Let the reformation begin.
By a resounding 96-2 vote, the Senate passed legislation to revamp the IRS and give Americans more rights when forced to take issue with the unpopular taxing body. That followed an overwhelming 402-8 approval two weeks earlier in the House. President Clinton will now sign the bill.Much more still needs to be done to overhaul the IRS, but to use NASA analogy - what just took place was quite a liftoff.
Finally, after months of debate, a bill was passed that shifts the burden of proof from the taxpayer to the IRS when disputes arise. It also makes it easier for someone winning a case against the IRS to have the costs reimbursed by the government and forbids the agency from forcing taxpayers to pay interest and some penalties if the IRS did not notify them of the problem within 18 months of filing their return.
As Utah Senator Orrin Hatch, a member of the Finance Committee that held hearings on IRS abuses, noted, the overriding theme of the legislation is accountability. IRS employees have done their work in an environment with little or no oversight. No more. This bill significantly changes that equation.
A major switch involves an oversight board. A nine-member board that includes six private citizens will oversee the operations of the 102,000-employee agency.

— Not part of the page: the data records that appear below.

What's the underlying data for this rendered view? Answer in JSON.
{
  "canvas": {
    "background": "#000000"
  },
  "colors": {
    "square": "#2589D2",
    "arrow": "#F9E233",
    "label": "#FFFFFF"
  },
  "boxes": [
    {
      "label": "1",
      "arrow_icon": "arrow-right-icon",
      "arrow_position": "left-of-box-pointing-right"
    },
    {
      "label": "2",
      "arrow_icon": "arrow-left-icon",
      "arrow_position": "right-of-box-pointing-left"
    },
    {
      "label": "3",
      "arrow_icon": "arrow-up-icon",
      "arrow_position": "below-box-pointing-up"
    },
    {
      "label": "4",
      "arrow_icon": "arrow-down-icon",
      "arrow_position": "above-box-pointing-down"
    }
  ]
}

And staying with the accountability theme, workers could be fired for hiding mistakes.
Overhauling the IRS will be an ongoing process and should be given the time and resources needed to allow it to be done as quickly as possible.
Eventually it may be more productive to replace the IRS tax code than to spend many dollars and hours reforming it. After all, the complex code has more than 9,000 pages. Trying to understand it all is impossible for IRS agents, let alone the general public.
But abolishing the current system should only be done if there is something better to replace it. A proposal to dissolve the IRS by 2002 doesn't make sense unless a new program has been studied and is ready to be implemented. So far, that has not happened.
Until something is found that improves the overall tax structure, Congress and the administration are doing the right thing by making substantial and significant changes to the current code. More changes need to follow.